Он дотянулся. И открыл глаза…
…Над ним был белый потолок. Рядом, в кресле, сидел знакомый мальчишка — вроде бы Колька его помнил. Мальчишка опустил номер "Костра", который читал. Встретился взглядом с Колькой, глаза расширились, рот приоткрылся, мальчишка уронил журнал и крикнул в сторону второй кровати, на которой кто-то лежал:
— Он в себя пришёл!!!
Потом — нажал кнопку на пульте. Колька хотел подтвердить, что да, пришёл, всё в порядке… но ему внезапно стало очень-очень хорошо, потому что, уплывая обратно в сон — уже обычный сон — он увидел склонившуюся над ним девушку. И теперь он мог различить лицо, которого не видел там — лицо Элли.
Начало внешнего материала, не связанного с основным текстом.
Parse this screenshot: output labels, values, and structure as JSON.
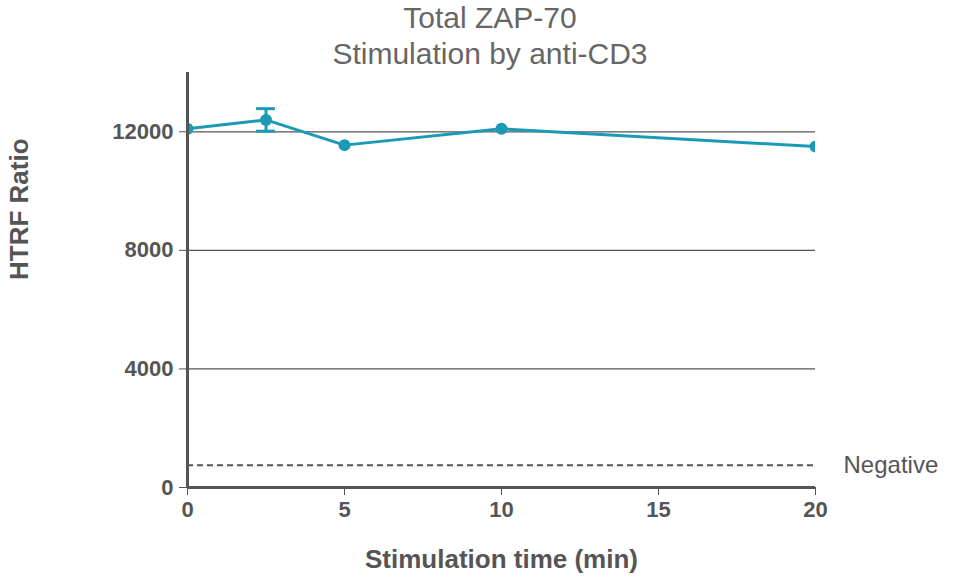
{
  "chart_data": {
    "type": "line",
    "title": "Total ZAP-70",
    "subtitle": "Stimulation by anti-CD3",
    "x_label": "Stimulation time (min)",
    "y_label": "HTRF Ratio",
    "series": [
      {
        "name": "Total ZAP-70",
        "color": "#1b9ab5",
        "marker": "circle",
        "x": [
          0,
          2.5,
          5,
          10,
          20
        ],
        "values": [
          12100,
          12400,
          11550,
          12100,
          11500
        ],
        "errors": [
          null,
          380,
          null,
          null,
          null
        ]
      }
    ],
    "reference_lines": [
      {
        "label": "Negative",
        "value": 750,
        "line_style": "dashed"
      }
    ],
    "xlim": [
      0,
      20
    ],
    "xticks": [
      0,
      5,
      10,
      15,
      20
    ],
    "ylim": [
      0,
      14000
    ],
    "yticks": [
      0,
      4000,
      8000,
      12000
    ],
    "grid": true
  }
}
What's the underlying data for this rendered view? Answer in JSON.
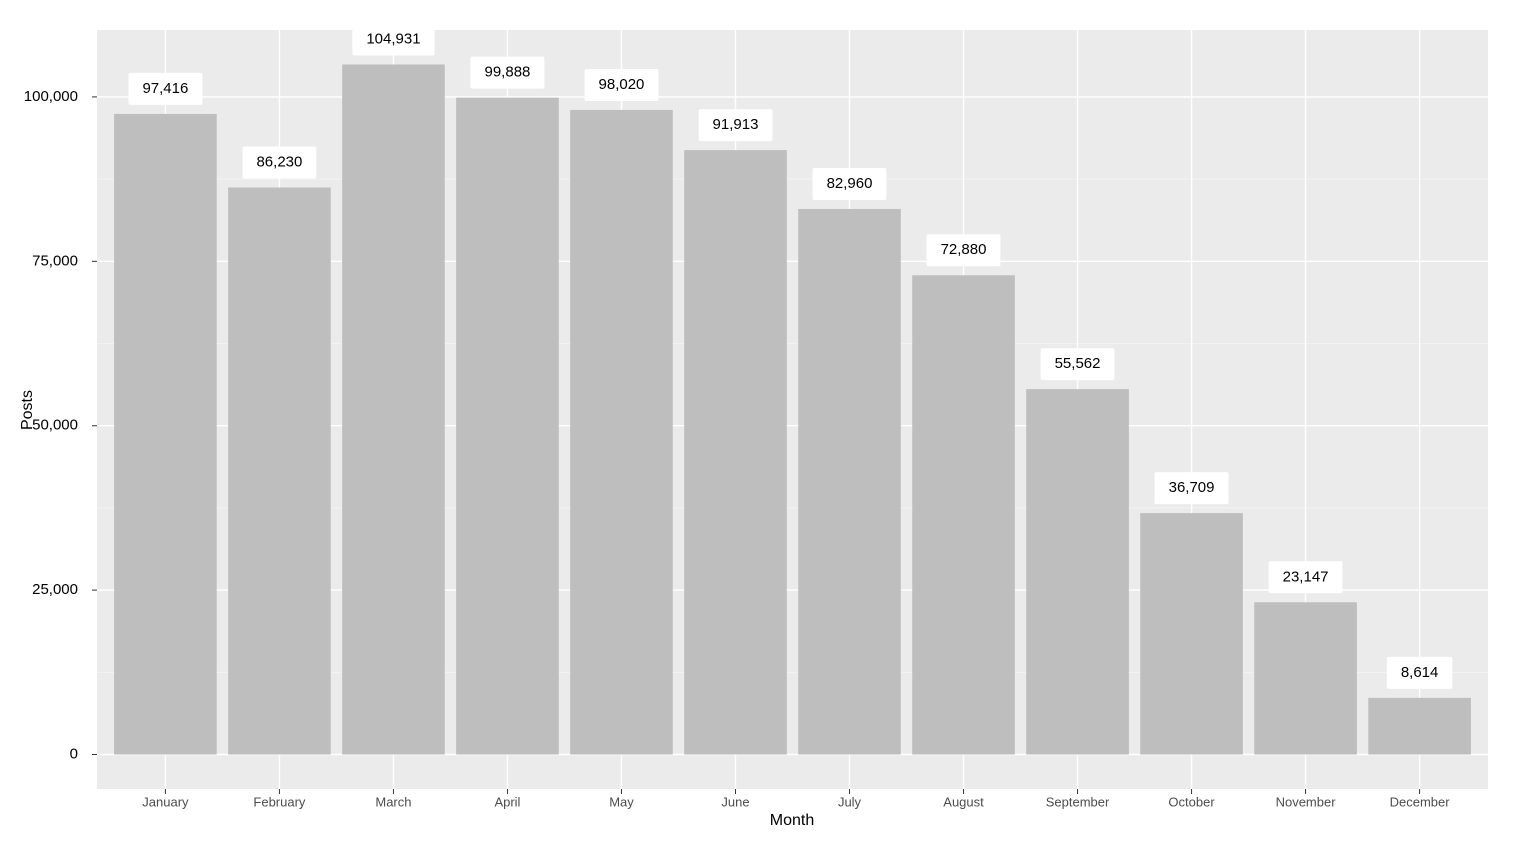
{
  "chart_data": {
    "type": "bar",
    "x_label": "Month",
    "y_label": "Posts",
    "categories": [
      "January",
      "February",
      "March",
      "April",
      "May",
      "June",
      "July",
      "August",
      "September",
      "October",
      "November",
      "December"
    ],
    "values": [
      97416,
      86230,
      104931,
      99888,
      98020,
      91913,
      82960,
      72880,
      55562,
      36709,
      23147,
      8614
    ],
    "value_labels": [
      "97,416",
      "86,230",
      "104,931",
      "99,888",
      "98,020",
      "91,913",
      "82,960",
      "72,880",
      "55,562",
      "36,709",
      "23,147",
      "8,614"
    ],
    "color": "#bebebe",
    "ylim": [
      -5246.55,
      110177.55
    ],
    "yticks": [
      0,
      {
        "value": 25000,
        "label": "25,000"
      },
      {
        "value": 50000,
        "label": "50,000"
      },
      {
        "value": 75000,
        "label": "75,000"
      },
      {
        "value": 100000,
        "label": "100,000"
      }
    ],
    "minor_yticks": [
      12500,
      37500,
      62500,
      87500
    ],
    "grid": true
  }
}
— Ты… была… там… — одними губами произнёс он, стараясь удержаться в сознании для того, чтобы договорить, обязательно договорить! — Ты… там… была… ты спасла… меня… Я помню…
6.
Больше всего Колька удивился, когда узнал, что за те четыре дня, что он был без сознания, у его постели дежурили, сменяясь каждые четыре часа, ребята изо всех отрядов Верного. Ну, он бы понял ещё, если бы Славка. Ну, пусть ещё кто-то из его знакомых, которые, может быть, даже считали себя его товарищами. Но — двадцать четыре человека, из которых три четверти он только в лицо и знал, и то плохо!
— Элли, — по-тихому сообщил Славка, когда принёс фрукты, — тут сидела все четверо суток. Спала вон — на соседней кровати. Не отходила от тебя.